I confronted him and he told me he felt bad for her because she was excluded from the group a couple of times and apparently was dealing with depression. He used to as well. Plus she is a few years younger than us and he always thought of her as a little sister. I really feel hurt because of how we defined our relationship. He apologized, explained the reason and told me he wouldn’t do it again. But somehow it does not feel enough. So I check discord this time on his phone and read the chat between them to look for more. Before him and I knew each other they, in fact, used to talk to each other in a very romantic way, in my opinion. Him telling her that he would never leave her (because the others from the group excluded her), they want to hug each other when they meet and so on. It was not many conversations that went like this though and it seemed that it died out pretty quickly. Other than that they were barely texting each other. For me this is extremely weird and I feel like they were both probably super depressed and kind of just had each other. I don’t know though.
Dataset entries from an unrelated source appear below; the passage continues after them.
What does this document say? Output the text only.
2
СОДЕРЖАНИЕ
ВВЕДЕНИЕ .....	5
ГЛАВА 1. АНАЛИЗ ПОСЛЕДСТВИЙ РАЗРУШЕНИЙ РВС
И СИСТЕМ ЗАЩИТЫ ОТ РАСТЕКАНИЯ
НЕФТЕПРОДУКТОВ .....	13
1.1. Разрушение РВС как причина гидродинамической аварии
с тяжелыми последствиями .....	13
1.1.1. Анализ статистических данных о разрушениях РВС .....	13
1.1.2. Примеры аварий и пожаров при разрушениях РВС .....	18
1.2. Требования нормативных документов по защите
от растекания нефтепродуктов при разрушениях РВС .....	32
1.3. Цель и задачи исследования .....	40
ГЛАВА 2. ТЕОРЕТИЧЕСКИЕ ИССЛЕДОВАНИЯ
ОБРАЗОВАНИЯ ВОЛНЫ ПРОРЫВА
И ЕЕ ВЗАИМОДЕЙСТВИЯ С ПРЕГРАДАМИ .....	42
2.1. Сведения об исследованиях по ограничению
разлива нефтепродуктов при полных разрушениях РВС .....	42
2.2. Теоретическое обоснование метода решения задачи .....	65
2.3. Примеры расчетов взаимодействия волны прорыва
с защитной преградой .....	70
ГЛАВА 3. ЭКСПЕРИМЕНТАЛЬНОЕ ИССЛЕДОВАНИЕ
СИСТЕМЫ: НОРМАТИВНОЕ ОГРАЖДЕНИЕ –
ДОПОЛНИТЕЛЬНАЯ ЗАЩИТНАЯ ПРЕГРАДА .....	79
All I know is that this happened months ago and I still feel bothered whenever I think about it. I just want to let it go but I just feel so weird about it. I have to be fair and say that I have a hard time letting go of the past though. Anyways thanks to anyone who read this and comments their opinion. I appreciate it.

10 comments
  1. Can we talk to your bf? You sound like you have alot to work on before you continue this relationship and he needs learn not to apologize to people when he didn’t do anything wrong, its enabling your toxic behavior.

  2. Good chance this is totally innocent. Of course, we don’t know the guy….

  3. I really don’t think you have much to worry about.

    After all, your boyfriend trusted you to go through his phone — more than once — and if he really had anything to hide which would knowingly make you stress out, he wouldn’t do that.

    He trusted you.

    The least you can do is the same for him.

    And yes, you really need to let go of this. Easier said than done, I know, but let it fade into the past, and enjoy the present with him.

  4. I can understand you! Please talk to him and ask him what kind of friendship they have.

    If you don’t want this kind of friendship – and it’s your boundary, tell him.
    If it doesn’t bother you that much, let it go.

    Just decide what you feel. No one can tell you how you should feel

  5. I don’t know why people are being so fucking rude and trying to belittle your very normal feelings about this but, in total complete honesty, the manner in which he said what he said doesn’t sound malicious at all! And I think the fact that he’s very open with you about you using his phone is extremely telling. If he had anything to hide whatsoever that wouldn’t be happening. You guys have talked about it and I think it’s time to leave it in the past and if you really can’t shake it maybe bring it up to him again in a simple conversation

  6. It seems innocent to me. Have you considered speaking to a professional about this before it eats you alive? I’m sure you know, rationally, that your partner will always find other people attractive and that’s ok! This is more of a problem with how you see yourself in this relationship? It’s normal to struggle sometimes. Don’t worry.

  7. I would not have liked it neither and probably would be suspicious as hell all of the time over HER and just any girl. No, You won’t move on from it. I will tell you right now. LDR and also many red flags you may see or not see, Trust issues and the past haunting you like hell. Good luck.